Wednesday, March 21, 2018

New Solar Cell Design Turns Rain to Energy/RNN

We bring you more updated technology as we build a better quality of life and robust low-carbon economy.



Is this the “Holy Grail,” that the solar industry has been looking for, the ability to generate energy when it’s raining?
Cloudy, rainy weather often affects the amount of electricity generated by solar cells. But that may be a thing of a past if efforts coming out of China has anything to do with it. By attaching a transparent nano-generator to solar cells, a Chinese research team has recently developed a device that can generate electricity using raindrops when it rains.
Researchers Sun Xuhui and Sun Baoquan of the Institute of Functional Nano and Soft Matter of Soochow University in China reported in the latest issue of the American Chemical Society Nano Magazine that the hybrid device consists of a traditional silicon-based solar cell and a “friction nanogenerator”. “The composition, which can convert the mechanical energy that drops raindrops into electrical energy.”
“Friction Nanogenerators” was first proposed by Prof.
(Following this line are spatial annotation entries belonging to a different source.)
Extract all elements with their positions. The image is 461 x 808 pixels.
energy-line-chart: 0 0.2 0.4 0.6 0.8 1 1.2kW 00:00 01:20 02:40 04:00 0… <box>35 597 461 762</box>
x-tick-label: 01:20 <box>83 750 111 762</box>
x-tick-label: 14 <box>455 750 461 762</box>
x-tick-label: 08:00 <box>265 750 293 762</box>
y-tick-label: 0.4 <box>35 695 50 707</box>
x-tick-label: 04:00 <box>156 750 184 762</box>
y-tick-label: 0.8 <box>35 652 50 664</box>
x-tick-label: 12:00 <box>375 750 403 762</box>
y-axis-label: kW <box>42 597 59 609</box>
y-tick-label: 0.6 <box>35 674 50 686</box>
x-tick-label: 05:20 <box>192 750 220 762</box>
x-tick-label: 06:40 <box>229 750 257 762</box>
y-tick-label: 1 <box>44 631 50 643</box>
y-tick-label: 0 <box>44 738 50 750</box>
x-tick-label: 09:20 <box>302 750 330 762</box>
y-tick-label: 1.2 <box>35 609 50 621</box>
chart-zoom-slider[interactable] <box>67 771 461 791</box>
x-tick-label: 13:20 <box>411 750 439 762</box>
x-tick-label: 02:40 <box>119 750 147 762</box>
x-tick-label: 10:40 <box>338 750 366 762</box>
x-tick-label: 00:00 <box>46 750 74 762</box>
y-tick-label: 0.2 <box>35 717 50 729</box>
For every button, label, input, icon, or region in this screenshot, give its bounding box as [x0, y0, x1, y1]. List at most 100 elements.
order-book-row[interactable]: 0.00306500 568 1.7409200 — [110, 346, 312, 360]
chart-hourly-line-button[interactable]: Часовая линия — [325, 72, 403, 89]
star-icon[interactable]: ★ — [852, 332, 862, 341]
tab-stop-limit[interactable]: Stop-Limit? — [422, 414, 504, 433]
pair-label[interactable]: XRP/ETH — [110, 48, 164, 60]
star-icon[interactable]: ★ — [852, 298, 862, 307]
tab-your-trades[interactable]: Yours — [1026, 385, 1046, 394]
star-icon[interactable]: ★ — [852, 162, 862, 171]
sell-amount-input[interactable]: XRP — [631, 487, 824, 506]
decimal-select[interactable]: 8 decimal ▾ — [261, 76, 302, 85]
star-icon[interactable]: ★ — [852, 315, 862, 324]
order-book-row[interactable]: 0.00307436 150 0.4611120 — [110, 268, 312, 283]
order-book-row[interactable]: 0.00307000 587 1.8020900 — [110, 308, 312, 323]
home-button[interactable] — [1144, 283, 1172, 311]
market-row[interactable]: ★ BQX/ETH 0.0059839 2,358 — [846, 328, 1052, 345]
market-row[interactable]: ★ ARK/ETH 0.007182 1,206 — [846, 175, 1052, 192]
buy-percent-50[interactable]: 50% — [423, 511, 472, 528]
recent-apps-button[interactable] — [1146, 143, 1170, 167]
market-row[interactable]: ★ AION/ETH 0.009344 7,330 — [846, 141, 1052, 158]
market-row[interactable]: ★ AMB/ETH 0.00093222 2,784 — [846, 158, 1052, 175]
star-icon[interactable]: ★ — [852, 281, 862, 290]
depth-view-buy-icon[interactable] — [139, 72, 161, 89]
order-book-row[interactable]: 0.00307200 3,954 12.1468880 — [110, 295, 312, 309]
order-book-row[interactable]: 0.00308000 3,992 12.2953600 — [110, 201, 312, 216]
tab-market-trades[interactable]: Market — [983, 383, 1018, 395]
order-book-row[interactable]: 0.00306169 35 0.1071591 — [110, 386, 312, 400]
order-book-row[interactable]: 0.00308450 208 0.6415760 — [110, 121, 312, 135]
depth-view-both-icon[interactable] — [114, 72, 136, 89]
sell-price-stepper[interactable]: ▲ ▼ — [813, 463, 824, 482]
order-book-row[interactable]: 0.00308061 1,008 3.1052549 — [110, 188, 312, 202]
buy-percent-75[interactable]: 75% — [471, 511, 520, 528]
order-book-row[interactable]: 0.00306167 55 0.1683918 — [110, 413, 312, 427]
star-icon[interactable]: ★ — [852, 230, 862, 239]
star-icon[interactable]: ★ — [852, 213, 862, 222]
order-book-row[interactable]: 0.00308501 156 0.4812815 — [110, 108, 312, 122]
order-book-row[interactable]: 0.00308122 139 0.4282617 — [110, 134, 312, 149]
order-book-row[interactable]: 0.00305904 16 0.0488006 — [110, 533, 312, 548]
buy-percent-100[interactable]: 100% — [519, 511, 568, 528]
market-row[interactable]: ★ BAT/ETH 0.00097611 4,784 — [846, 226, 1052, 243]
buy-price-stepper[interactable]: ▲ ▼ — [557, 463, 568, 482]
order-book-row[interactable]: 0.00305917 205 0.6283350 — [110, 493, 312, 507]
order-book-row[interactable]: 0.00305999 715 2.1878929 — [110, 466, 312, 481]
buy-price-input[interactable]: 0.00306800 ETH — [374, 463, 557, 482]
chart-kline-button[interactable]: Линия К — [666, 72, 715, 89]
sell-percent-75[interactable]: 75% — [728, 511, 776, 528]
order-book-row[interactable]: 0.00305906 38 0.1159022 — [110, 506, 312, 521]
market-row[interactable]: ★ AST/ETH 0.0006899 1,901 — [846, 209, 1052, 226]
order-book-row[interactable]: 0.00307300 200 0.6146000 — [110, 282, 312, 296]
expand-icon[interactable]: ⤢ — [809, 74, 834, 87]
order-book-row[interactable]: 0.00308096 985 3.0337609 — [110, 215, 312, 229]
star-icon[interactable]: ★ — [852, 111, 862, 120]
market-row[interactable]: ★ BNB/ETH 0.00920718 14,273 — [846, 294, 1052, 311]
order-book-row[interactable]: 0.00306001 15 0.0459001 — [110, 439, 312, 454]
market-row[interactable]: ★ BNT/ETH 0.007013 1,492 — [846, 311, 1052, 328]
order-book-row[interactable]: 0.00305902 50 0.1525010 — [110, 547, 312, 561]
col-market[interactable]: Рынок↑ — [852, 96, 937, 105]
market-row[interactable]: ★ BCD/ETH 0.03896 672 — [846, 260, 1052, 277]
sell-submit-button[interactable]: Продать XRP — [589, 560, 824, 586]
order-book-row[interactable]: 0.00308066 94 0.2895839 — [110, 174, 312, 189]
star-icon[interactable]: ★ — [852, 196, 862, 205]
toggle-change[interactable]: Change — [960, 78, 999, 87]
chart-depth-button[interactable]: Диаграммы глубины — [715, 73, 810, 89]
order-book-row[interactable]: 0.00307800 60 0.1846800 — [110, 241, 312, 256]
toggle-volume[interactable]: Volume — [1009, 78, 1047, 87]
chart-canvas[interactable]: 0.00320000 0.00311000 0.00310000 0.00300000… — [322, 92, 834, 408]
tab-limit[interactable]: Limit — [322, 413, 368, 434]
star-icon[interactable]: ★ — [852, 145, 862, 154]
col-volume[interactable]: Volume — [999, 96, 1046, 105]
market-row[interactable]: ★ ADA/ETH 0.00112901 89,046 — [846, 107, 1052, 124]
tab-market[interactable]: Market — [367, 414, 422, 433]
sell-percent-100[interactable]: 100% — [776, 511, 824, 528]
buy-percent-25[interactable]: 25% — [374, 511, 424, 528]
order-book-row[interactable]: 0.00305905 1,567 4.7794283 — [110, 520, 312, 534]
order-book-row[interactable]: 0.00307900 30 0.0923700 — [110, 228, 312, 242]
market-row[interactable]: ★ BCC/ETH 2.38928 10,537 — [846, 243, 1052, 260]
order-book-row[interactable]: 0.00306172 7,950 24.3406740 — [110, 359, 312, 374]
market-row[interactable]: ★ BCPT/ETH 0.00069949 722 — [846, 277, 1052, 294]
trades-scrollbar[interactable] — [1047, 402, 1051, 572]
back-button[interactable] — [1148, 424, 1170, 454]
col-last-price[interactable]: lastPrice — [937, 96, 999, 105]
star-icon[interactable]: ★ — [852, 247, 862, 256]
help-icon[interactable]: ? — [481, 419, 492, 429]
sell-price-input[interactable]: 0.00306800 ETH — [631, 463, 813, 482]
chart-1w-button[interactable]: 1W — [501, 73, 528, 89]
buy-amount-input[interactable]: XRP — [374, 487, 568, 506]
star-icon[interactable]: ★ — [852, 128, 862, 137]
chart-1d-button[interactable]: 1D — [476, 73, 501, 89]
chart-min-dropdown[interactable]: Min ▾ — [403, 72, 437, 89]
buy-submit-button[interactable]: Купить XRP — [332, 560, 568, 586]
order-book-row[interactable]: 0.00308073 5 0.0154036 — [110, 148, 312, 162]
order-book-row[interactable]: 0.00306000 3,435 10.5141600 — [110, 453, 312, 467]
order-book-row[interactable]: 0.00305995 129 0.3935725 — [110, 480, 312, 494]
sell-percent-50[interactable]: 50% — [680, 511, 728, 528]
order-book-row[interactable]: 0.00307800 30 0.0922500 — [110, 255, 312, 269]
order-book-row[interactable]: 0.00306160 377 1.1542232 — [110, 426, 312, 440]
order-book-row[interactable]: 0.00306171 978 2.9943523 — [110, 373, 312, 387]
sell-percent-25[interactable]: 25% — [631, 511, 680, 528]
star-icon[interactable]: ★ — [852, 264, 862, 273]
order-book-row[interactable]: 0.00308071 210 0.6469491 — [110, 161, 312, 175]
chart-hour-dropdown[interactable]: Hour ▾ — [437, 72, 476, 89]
Wang Zhonglin’s team at the Georgia Institute of Technology in the United States. Previous studies have shown that these two types of equipment can be connected together by an external wiring. In this new design, solar cells and “frictional nanogenerators” are integrated into one body through a common electrode. Researchers believe that this design is simpler and greatly improves the output efficiency.
The researchers used a high-conductivity polymer aqueous polymer solution to make the device’s common electrode film. Wen Zhen, the first author of the paper, told Xinhua News Agency reporters that when the raindrops fall, the water droplets are triboelectrically charged with the “frictional nanogenerators” that act as friction layers, and the common electrode thin film acts as a charge-sensitive layer to induce and derive charges.
Wen Zhen said that because the friction layer is transparent, it will hardly affect the incident sunlight, so it will not affect the normal operation of the solar cell itself. When it rains, it can also collect the kinetic energy of falling rain, expanding the scope of energy collection, in the existing large-scale application of silicon-based solar cells, there is a good application prospects.
It’s always both exciting and encouraging when we see such news in the clean energy field, it just goes to show that we are still in the early stages of what the possibilities are and that our own creative minds have no boundaries. Congratulations to the team at Suzhou University!